None of this burgeoning excitement and determination is unique to Ireland. Italy, who are stuck in a World Cup pool with New Zealand and France, have made nine changes to the experimental side that lost 25-13 last week in Scotland.
The English-born pair of Paolo Odogwu and Dino Lamb make debuts, on the wing and at lock respectively, Paolo Garbisi and Stephen Varney come in at half-back, Tommaso Allan moves to 15 and Sebastian Negri comes in to the back row.
Henderson flagged a wariness of the Azzurri by gravitating not towards the starting XV but a bench that bears the likes of Michele Lamaro. Pre-match niceties aside, it is clearly a stronger collective than the Murrayfield version, if not one to fear.

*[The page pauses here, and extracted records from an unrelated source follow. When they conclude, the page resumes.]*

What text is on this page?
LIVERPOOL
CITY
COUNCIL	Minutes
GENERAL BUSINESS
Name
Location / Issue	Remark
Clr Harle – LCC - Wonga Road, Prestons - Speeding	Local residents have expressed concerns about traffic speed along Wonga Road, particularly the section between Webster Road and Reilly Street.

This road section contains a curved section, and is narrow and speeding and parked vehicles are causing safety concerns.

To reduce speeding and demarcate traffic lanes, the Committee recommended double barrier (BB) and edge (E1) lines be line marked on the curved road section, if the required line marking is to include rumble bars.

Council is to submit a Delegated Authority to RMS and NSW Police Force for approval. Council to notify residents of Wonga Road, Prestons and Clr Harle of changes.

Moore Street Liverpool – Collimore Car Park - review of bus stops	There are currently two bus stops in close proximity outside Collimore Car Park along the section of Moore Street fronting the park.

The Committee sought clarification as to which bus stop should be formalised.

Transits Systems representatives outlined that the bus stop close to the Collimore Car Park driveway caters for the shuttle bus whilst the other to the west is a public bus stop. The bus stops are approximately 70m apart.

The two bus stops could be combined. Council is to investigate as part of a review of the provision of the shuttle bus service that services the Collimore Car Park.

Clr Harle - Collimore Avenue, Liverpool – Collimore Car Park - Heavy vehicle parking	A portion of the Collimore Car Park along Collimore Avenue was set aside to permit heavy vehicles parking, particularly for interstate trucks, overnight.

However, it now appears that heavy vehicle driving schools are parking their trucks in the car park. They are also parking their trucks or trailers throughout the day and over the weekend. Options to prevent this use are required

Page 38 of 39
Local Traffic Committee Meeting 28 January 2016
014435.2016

“We’ve got to make sure we’re not only on top of our game to start with, we need to make sure we’re holding out for the full 80 minutes, because (Italy) was one of the last games we played," said the Ireland skipper. "It was 20 points to 24 coming into 60-odd minutes. They hang in there with you.”
Italy managed just that seven days ago when it took an 80th-minute Josh Bayliss try to make the thing safe for Townsend’s side. Ireland won't contemplate anything like that. It won't be perfect but they've set a high bar for themselves. Now is the time to clear it.